Why does everyone feel like my enemy?

Well. This should be interesting
I am 15 years of age and I currently reside in England. I manage to remain quite popular in my school, and live as a goth at the same time. The thing I want to talk to you about is those idiots who call themselves goths and dress up and wear the make up, but have no idea about what goth is.

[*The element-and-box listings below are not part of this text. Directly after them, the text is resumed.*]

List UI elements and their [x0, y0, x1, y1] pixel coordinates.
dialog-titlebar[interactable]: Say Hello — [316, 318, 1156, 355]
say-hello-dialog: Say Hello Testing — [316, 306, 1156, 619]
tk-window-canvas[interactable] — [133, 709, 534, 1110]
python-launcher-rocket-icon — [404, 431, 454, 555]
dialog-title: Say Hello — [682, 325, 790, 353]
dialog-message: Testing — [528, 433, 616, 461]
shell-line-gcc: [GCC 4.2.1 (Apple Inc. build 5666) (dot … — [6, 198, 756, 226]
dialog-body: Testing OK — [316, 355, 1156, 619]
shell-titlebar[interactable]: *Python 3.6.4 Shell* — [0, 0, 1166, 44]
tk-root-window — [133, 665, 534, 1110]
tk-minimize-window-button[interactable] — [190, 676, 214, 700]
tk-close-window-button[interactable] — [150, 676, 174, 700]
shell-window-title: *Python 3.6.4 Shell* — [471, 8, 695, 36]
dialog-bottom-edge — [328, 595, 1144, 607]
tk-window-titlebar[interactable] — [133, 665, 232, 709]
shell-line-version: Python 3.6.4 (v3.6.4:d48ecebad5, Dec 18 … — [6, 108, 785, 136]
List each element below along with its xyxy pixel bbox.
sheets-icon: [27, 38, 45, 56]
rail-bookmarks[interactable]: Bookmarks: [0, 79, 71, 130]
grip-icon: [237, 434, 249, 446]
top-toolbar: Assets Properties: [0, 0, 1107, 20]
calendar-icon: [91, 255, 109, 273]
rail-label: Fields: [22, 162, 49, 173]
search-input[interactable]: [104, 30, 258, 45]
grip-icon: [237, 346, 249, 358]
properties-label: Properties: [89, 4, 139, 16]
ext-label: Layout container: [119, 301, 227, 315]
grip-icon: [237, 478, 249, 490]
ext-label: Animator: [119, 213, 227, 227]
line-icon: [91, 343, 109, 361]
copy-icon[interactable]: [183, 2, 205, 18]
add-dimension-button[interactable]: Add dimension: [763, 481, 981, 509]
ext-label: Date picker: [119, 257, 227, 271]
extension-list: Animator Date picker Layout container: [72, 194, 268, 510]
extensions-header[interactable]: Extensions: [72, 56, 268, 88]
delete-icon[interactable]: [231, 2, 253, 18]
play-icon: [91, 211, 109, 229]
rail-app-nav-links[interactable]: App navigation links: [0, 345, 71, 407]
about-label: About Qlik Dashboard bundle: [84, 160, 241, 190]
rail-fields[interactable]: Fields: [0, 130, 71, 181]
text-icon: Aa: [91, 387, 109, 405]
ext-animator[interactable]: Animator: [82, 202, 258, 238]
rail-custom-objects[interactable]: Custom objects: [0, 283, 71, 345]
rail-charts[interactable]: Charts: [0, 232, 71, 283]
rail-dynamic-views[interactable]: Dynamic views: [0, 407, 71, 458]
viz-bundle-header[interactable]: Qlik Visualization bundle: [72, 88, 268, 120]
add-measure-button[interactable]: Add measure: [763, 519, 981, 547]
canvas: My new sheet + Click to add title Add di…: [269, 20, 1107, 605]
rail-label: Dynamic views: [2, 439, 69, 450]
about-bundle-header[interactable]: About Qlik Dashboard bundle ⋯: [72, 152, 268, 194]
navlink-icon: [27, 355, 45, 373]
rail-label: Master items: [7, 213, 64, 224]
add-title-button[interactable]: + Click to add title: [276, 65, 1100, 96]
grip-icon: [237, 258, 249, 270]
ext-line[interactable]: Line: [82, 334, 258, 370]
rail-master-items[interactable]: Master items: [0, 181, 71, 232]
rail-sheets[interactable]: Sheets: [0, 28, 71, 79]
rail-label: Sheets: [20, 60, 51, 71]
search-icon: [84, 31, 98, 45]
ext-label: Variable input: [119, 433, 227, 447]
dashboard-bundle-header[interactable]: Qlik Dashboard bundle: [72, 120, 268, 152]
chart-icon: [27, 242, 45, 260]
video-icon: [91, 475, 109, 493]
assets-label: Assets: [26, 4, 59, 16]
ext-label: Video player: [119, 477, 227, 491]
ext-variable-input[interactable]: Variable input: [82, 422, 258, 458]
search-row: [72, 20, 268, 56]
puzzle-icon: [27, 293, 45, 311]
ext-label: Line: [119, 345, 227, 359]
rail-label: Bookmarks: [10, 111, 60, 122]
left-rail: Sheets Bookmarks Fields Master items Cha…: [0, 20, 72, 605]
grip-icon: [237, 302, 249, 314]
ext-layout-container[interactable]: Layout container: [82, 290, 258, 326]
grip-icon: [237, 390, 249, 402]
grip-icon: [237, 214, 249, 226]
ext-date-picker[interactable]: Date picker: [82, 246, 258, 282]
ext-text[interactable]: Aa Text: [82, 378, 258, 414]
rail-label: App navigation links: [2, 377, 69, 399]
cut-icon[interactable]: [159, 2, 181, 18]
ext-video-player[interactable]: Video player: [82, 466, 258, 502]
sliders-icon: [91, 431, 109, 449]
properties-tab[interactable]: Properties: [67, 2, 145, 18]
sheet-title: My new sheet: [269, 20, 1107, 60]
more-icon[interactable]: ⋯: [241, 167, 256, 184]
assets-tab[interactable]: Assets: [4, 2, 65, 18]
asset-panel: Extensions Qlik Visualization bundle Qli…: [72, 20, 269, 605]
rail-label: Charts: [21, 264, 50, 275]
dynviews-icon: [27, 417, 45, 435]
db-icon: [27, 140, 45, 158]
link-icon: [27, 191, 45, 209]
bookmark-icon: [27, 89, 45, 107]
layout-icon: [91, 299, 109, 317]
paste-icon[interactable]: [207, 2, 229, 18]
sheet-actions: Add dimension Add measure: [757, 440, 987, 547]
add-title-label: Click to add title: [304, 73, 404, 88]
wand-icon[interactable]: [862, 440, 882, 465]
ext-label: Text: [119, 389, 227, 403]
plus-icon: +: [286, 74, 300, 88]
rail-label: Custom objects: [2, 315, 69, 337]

A girl I know was playing around with tarot cards the other day. How fucking sad, I mean she doesnt know what the hell shes doing. Theyre all so immature. And here I am with my fucking problems, and dark past half of which I can’t even remember, and she threatens to kill herself. I just laughed. Long and hard. Tell me how is it that ignorant fools like her can die and I can not? If I asked her what reasons she had for killing herself do you think she’d have any?
Of course not. Don’t you think people who think theyre cool because theyre goths are sad? They would feel so small if I told them what I’d been through. Do I its think its cool that im fucked? Fuck no. Id trade anything to be *normal* again. But I can’t. I’m too far in.

By Darknessrulesmenow

I am a normal person. A couple of years ago I began discovering I was'nt as normal as I thought, and now I seem to have lost all humanity I once possesed. I saw my own death yesterday. In the blink of a second, like a memory suddenly returned after being forgotten. Darkness rules me now.